I think the task is missing to give the name of a column that contains infirmation about shipping date, otherwise what do we have to compare DATE ("now") with?
My query gives 149..
SELECT COUNT(product_id) AS shipped_today FROM orders WHERE status = "shipped" AND DATE("now");
2 Answers
Vladislav Mavrin
Courses Plus Student 3,125 PointsWell, it seems to be that the question itself is wrong. It should ask to show all the items that were ordered today, not shipped today, because we do not have any data on shipping date.
ddod
Courses Plus Student 594 PointsWhere coding is concerned: Count(*) should work. AS looks fine. FROM looks fine. WHERE status="shipped" is problematic in practice, but might be correct here. I don't know. AND DATE("now") looks really odd. I hope that is a dynamic script with proper syntax, but something is still wrong here.

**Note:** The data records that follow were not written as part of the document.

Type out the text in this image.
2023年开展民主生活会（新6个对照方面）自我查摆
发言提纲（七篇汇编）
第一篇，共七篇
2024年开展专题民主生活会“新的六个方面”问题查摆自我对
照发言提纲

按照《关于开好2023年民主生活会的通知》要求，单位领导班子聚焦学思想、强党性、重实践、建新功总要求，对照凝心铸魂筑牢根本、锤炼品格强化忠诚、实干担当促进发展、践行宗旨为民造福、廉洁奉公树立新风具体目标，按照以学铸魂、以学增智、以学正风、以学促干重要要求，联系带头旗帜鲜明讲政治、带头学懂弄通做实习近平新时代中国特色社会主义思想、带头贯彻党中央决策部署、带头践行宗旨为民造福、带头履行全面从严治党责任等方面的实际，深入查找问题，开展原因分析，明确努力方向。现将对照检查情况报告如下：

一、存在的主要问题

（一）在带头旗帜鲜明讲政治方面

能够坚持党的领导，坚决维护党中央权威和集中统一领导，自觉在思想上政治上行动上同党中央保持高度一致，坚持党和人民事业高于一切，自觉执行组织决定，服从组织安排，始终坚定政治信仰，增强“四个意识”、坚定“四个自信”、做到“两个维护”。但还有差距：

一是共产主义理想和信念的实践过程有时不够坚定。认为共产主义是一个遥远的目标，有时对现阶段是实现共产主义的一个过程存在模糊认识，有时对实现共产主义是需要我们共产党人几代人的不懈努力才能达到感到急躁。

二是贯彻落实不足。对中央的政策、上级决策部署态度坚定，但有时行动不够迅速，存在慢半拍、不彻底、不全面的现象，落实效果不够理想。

We should probably assume they ship on the same day something was ordered, which is another problematic practice. Try "AND ordered_on=DATE("now")". If that fails, look to join with a table that has shipping date explicitly stated.
I'm inclined to agree with Mavrin. The orders table does not show if it was shipped today or just in shipping (shipped yesterday for instance). Without assumptions, this table could tell you if something was moving, but not when it started the journey. "Problematic in practice" is my response to academics trying to convey an idea that wouldn't work outside the classroom. The idea isn't necessarily wrong, but people make incorrect assumptions and mistakes... How many different ways can you misspell "shipped"?